A study annotator reviewed every submitted data point on nutrition, implying data quality was good. The researchers found that all participants appropriately and timely logged their food intake, and missing inputs were low. The authors noted expected patterns concerning the time of food intake, glucose curves, etc., on weekdays and weekends.
Encouragingly, the MyFoodRepo App received overall positive feedback. It fetched dietary data with a high resolution of 315,126 food dishes constituting more than 46 million kcal, giving a reliable representation of the dietary patterns of over 1000 participants for at least two weeks. The researchers also had high-resolution data from 49,110 survey responses, 23,335 participant days, and 1,470,030 blood glucose measurements for analysis.

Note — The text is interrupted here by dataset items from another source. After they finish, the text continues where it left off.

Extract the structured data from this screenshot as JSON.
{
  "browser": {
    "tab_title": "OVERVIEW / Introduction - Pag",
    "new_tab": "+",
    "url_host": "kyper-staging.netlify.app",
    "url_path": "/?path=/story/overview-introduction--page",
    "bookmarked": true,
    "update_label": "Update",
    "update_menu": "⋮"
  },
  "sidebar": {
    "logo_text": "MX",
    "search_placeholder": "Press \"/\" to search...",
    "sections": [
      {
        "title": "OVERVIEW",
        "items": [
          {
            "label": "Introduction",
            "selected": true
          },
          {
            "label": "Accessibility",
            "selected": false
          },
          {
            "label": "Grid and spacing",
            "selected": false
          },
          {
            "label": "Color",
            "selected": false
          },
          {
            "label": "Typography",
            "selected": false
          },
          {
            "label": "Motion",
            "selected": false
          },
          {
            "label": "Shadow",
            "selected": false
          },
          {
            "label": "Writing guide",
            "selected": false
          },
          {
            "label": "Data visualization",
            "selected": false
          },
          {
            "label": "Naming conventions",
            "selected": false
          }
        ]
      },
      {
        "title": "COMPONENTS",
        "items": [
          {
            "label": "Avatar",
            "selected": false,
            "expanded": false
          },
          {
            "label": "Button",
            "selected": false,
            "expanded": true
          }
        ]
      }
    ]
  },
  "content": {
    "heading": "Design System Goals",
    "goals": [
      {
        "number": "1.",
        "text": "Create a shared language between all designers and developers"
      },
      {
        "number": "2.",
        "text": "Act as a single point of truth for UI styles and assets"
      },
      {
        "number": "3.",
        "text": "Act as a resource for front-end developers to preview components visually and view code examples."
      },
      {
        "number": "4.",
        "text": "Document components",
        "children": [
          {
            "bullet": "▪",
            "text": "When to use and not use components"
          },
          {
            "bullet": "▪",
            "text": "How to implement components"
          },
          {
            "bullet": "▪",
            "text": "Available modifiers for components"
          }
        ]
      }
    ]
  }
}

Furthermore, the authors collected 1,024 stool samples for gut microbiota analysis. They attributed the observed variations in gut microbiota across two study cohorts, originating from Switzerland and the Netherlands to geographical differences. They used 16S ribosomal ribonucleic acid (rRNA) sequencing to analyze self-collected stool sample data. Further analyses of the microbiome and its link to other data are ongoing.
To summarize, it is likely that digital nutrition cohorts might become the preferred study design for large-scale personalized nutritional studies as they have the potential to help collect a large amount of high-quality data with temporal resolution.
*Important notice: medRxiv publishes preliminary scientific reports that are not peer-reviewed and, therefore, should not be regarded as conclusive, guide clinical practice/health-related behavior, or treated as established information.